Imigrantes bolivianos erguem ponte cultural Brasil-Bolívia

A Associação Padre Bento é uma organização de imigrantes bolivianos em São Paulo que coordena as atividades culturais da praça Kantuta, reduto dos andinos no bairro do Pari, no centro da capital paulista. O presidente da entidade, Carlos Soto Garcia, tem uma história de vida em semelhante com a de muitos outros bolivianos que moram no Brasil.

Por Márcio Padrão, no Bol

No início dos anos 70, Garcia veio à capital paulista de férias com a família. “Na época, o regime militar endurecia na Bolívia e eu, com 23 anos, decidi continuar os estudos aqui em São Paulo”, relembra. Trabalhou por muitos anos com topografia, mas descobriu sua vocação à frente de uma cozinha preparando saltenhas, empanados típicos do país de Evo Morales.
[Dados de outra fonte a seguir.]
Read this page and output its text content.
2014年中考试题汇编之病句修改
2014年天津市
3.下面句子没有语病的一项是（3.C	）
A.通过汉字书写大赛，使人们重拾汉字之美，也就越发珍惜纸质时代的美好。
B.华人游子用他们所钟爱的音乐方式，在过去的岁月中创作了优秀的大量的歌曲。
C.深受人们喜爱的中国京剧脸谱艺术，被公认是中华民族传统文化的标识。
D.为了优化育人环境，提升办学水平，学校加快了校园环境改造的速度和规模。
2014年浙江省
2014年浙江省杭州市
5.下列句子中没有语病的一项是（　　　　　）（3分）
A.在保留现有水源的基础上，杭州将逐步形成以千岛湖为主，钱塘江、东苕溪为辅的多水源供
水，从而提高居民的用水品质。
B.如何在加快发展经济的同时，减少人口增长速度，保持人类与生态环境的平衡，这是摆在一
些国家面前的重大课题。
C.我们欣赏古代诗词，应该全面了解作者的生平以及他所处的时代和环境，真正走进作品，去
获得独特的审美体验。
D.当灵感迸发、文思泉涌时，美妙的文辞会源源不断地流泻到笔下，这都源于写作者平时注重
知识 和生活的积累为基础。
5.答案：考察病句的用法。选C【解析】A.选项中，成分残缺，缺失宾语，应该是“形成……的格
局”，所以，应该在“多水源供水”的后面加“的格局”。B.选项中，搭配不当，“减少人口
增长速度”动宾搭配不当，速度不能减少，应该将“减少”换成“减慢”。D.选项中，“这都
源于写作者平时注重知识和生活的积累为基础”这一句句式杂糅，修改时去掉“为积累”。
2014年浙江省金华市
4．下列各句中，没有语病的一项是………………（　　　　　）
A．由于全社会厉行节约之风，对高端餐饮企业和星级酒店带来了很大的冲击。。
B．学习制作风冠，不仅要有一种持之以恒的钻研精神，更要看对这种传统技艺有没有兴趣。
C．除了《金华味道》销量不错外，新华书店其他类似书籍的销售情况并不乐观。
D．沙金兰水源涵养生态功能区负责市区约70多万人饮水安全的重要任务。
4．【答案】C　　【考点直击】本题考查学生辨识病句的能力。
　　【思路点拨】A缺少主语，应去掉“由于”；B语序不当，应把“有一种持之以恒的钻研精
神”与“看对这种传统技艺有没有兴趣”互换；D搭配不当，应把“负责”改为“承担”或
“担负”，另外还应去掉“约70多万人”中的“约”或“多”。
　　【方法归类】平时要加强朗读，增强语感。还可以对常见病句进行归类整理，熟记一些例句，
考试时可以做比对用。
Muitos bolivianos da feira Kantuta vivem basicamente de seu artesanato — notadamente produtos têxteis — ou da importação de objetos e alimentos da Bolívia. É o caso de Alícia Flores, que mora no Brasil há 22 anos. Ela fala com gosto das propriedades benéficas do amaranto e da quinua.

“É uma fonte rica de proteínas, podendo substituir a carne, além de trazer substâncias anticancerígenas”, explica Alícia. Seu quiosque também vende a papalisa, uma batata com pigmentação rosada, e o fideo, uma massa que pode ser usada em salgadinhos.

Sem a experiência de Alícia, o “novato” Eduin Mamane, 27 anos e há cinco no Brasil, encontrou aqui a chance de obter sua independência. “Eu trabalhava de segurança na Bolívia, tinha vindo para cá de férias por três vezes e meus amigos me incentivaram a morar aqui.”

Apesar de gostar do país, recentemente Eduin teve um problema com policiais que o trataram mal porque estava sem o documento de identificação e achavam que ele era imigrante ilegal. “Conheço policiais que são gente boa, mas se não nos tratam com respeito, a gente vai embora”, reclama.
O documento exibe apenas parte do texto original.